Hi deetee
Thank you very much for your work. To analyze in detail and improve my program sustainable (in this short time) indicates that you are a "professional scripter" - thanks to learn from you.
You are quite welcome, however, "professional" is too strong a word. Amateur would be more than generous.
Unfortunately, if the number of files in a directory is less and the keys are pressed fast, some "residual" parts ...
Yes, those are two different issues. One is caused by changing into a directory containing less than a panel full of
entries AND less entries then the previous directory. That case is handled by clearing the panel when changing
directories. The other is caused by not being able to process the keyboard fast enough, and that is what you need to address.

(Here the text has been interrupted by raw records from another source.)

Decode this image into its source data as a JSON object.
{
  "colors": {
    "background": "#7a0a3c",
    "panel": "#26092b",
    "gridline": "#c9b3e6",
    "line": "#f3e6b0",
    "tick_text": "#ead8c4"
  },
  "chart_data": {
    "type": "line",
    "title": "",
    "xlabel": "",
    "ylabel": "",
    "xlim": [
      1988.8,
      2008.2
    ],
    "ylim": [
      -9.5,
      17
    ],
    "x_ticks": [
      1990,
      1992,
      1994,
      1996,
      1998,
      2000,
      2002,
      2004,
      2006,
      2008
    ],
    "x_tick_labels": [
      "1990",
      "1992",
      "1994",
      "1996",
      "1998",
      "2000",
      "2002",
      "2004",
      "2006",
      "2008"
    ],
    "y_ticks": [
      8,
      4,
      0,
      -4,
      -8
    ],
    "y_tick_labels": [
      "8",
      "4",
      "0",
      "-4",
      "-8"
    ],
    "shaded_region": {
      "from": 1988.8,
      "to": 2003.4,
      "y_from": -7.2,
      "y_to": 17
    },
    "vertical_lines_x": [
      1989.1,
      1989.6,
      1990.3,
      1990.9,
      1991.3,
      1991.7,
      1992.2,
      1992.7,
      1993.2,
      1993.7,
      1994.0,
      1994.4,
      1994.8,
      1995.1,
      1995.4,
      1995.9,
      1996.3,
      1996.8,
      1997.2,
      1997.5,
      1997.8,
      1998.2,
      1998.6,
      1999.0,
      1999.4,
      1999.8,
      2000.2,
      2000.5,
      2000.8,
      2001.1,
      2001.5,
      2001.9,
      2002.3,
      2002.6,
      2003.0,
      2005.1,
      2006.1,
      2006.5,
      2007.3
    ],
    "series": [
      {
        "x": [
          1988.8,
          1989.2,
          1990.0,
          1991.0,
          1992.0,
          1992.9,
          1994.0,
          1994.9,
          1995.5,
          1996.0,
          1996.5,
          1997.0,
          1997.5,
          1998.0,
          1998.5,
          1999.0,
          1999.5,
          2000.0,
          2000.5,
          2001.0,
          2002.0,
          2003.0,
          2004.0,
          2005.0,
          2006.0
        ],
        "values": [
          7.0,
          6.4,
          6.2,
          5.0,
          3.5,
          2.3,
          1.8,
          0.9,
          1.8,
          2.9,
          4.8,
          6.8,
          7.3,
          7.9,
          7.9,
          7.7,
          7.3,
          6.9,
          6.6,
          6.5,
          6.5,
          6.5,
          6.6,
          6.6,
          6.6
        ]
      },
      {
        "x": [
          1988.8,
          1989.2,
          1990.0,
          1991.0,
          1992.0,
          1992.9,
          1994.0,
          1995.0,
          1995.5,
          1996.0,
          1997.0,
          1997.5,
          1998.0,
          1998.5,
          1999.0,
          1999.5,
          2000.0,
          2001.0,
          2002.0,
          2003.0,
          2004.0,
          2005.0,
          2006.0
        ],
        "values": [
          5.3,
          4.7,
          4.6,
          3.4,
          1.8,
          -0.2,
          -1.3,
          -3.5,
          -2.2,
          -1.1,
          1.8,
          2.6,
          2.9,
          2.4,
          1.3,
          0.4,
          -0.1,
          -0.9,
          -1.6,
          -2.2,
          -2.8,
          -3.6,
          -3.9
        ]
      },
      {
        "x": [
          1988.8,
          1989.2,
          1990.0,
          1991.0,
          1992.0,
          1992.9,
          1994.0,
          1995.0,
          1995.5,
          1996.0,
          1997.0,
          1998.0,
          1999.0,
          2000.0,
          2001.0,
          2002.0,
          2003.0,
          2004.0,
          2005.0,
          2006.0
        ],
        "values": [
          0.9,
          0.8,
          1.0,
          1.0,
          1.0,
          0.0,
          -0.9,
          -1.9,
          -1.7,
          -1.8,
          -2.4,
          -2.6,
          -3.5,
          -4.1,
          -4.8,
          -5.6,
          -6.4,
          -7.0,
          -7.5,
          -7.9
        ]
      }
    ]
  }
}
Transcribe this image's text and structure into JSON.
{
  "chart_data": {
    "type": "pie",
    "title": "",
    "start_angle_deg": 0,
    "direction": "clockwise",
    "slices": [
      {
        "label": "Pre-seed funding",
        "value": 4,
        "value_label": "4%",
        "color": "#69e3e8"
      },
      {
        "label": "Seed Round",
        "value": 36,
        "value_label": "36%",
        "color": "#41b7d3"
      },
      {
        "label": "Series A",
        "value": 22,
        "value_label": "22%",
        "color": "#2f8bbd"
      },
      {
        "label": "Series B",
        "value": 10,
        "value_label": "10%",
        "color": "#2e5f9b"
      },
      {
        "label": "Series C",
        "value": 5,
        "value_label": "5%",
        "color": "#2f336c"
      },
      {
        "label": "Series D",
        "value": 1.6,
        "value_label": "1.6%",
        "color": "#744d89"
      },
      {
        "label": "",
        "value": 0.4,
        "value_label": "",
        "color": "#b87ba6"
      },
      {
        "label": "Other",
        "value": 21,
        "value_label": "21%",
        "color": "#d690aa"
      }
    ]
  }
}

On my machine, from the time you hit the UP or DOWN arrow key, to the time your program hits the next call to _get_key
takes about 0.22 seconds. About 0.08 seconds are spent in _print_bar and another 0.08 seconds in _print_status. In my
opinion, you are making far too many ls calls, and it is one of the things hurting the execution speed. I would begin by
looking at _print_status. There is no need to calculate directory size and disk space used unless someone copies, deletes,
or moves a file. Make those values global, and only recalculate them when one of your routines does something to change
them. Also, the size of the disk never changes, place that into a global when the program starts. Since those values are
printed one after the other in your status bar, you can then simply:
echo -n "/$DIRSIZE $DISKUSED/$DISKSIZE "
By including a trailing space, you don't have to make an extra echo call prior to printing the time. This section:
echo -n " " # permission
echo -n $( (ls -lA $PATH0 | grep "^d" ; ls -lA $PATH0 | grep "^-") |
awk '{ print $1;}' | head -$FILECHOOSE | tail -1)
consumes 0.03 seconds of _print_status. You could reduce that to about 0.01 seconds like this:
echo -n $(ls -lA $PATH0 | grep $CHOSENFILE | cut -d" " -f1)
Here is how I did the timing measurements, modify main like this:
echo $CUROFF
Time1=`cat /proc/uptime | cut -d" " -f1`
while :
do
_print
Time2=`cat /proc/uptime | cut -d" " -f1`
echo -n "${CSI}$(($STATUSLINE + 2));1H`dc $Time2 $Time1 sub p`$CLEARSTRING"
echo -n "${CSI}$(($STATUSLINE + 3));1H`dc $Time4 $Time3 sub p`$CLEARSTRING"
_get_key
Time1=`cat /proc/uptime | cut -d" " -f1`
The first echo statement times from when you hit a key until you are ready to process the next key. The secon echo
statement is for timing other sections of the script using Time3 and Time4 like this:
_print(){ # print actual pan and status
_print_path
if [ $PAN -eq 1 ]; then _print_pan1
else _print_pan2; fi
_print_bar
Time3=`cat /proc/uptime | cut -d" " -f1`
_print_status
Time4=`cat /proc/uptime | cut -d" " -f1`
}
Here I'm measuring the execution time of _print_status. Timing resolution is 0.01 seconds. Always make several
measurements to check for consistent results. This post is rather long, so I'll end it by quoting my previous post:
The key to fast program execution is to make the computer do as little work as possible.